The Minister for Tourism, Film and Broadcasting (Janet Anderson): The tourism summit, set for 1 March 2000, will be a meeting of Ministers from a range of Departments whose responsibilities have significant implications for the development of tourism. Our agenda will include consumer issues and quality improvement, sustainability and transport, employment, and training and information systems.
Mr. Marsden: Is my hon. Friend aware of how crucial for constituencies such as mine is the link that the Government have forged between tourism promotion and economic regeneration? Will she use the tourism summit to strengthen the message to her colleagues in other Departments that more seaside towns should be included in those areas receiving funds under the objective 2 and assisted area status schemes? Will she also make sure that the Treasury is aware of the benefits that it, too, might bestow on seaside towns?
Janet Anderson: I thank my hon. Friend for the welcome that he has given to the assistance that we have tried to provide for seaside resorts, which is in stark contrast to the record of the previous Government. I assure my hon. Friend that the Department of Trade and Industry and the Treasury will be represented at our tourism summit. We look forward to pressing the case of resorts such as Blackpool and others then.
Mr. Nicholas Soames (Mid-Sussex): Will the Minister, at the tourism summit or on another occasion, consider reviewing the very unattractive colour used in this country to point out major attractions? Will she see what she can do to come up with a new and more handsome colour that might be more in keeping with the exhibits that the signs point out?
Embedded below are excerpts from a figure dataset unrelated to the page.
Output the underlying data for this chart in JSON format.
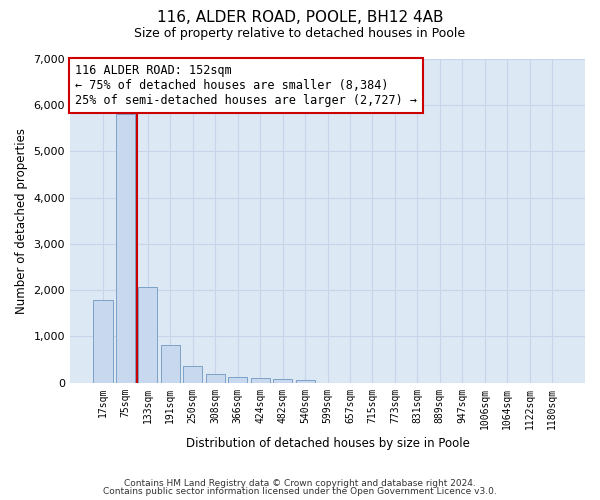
{
  "title_line1": "116, ALDER ROAD, POOLE, BH12 4AB",
  "title_line2": "Size of property relative to detached houses in Poole",
  "xlabel": "Distribution of detached houses by size in Poole",
  "ylabel": "Number of detached properties",
  "bar_labels": [
    "17sqm",
    "75sqm",
    "133sqm",
    "191sqm",
    "250sqm",
    "308sqm",
    "366sqm",
    "424sqm",
    "482sqm",
    "540sqm",
    "599sqm",
    "657sqm",
    "715sqm",
    "773sqm",
    "831sqm",
    "889sqm",
    "947sqm",
    "1006sqm",
    "1064sqm",
    "1122sqm",
    "1180sqm"
  ],
  "bar_values": [
    1780,
    5800,
    2060,
    820,
    350,
    190,
    120,
    110,
    90,
    65,
    0,
    0,
    0,
    0,
    0,
    0,
    0,
    0,
    0,
    0,
    0
  ],
  "bar_color": "#c8d8ee",
  "bar_edge_color": "#7098c0",
  "vline_x_bar_idx": 1.5,
  "annotation_text": "116 ALDER ROAD: 152sqm\n← 75% of detached houses are smaller (8,384)\n25% of semi-detached houses are larger (2,727) →",
  "annotation_box_color": "#ffffff",
  "annotation_box_edge": "#cc0000",
  "vline_color": "#cc0000",
  "ylim": [
    0,
    7000
  ],
  "yticks": [
    0,
    1000,
    2000,
    3000,
    4000,
    5000,
    6000,
    7000
  ],
  "grid_color": "#c8d4e8",
  "background_color": "#dce8f4",
  "footer_line1": "Contains HM Land Registry data © Crown copyright and database right 2024.",
  "footer_line2": "Contains public sector information licensed under the Open Government Licence v3.0."
}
Janet Anderson: The hon. Gentleman will be interested to know that the summit will discuss signage. I am sorry that he does not like the present colour of the signs. However, given the clamour for more of them around the country, I think that he is probably in the minority.
Helen Jones (Warrington, North): Will my hon. Friend also ensure that the tourism summit studies ways in which non-traditional tourist areas, especially those in places such as the north-west, can benefit from the tourism strategy? Many such places have good hotels, and their good transport links enable easy access to the tourism areas. Areas such as Warrington, for instance, may have a lot to gain from the tourism strategy.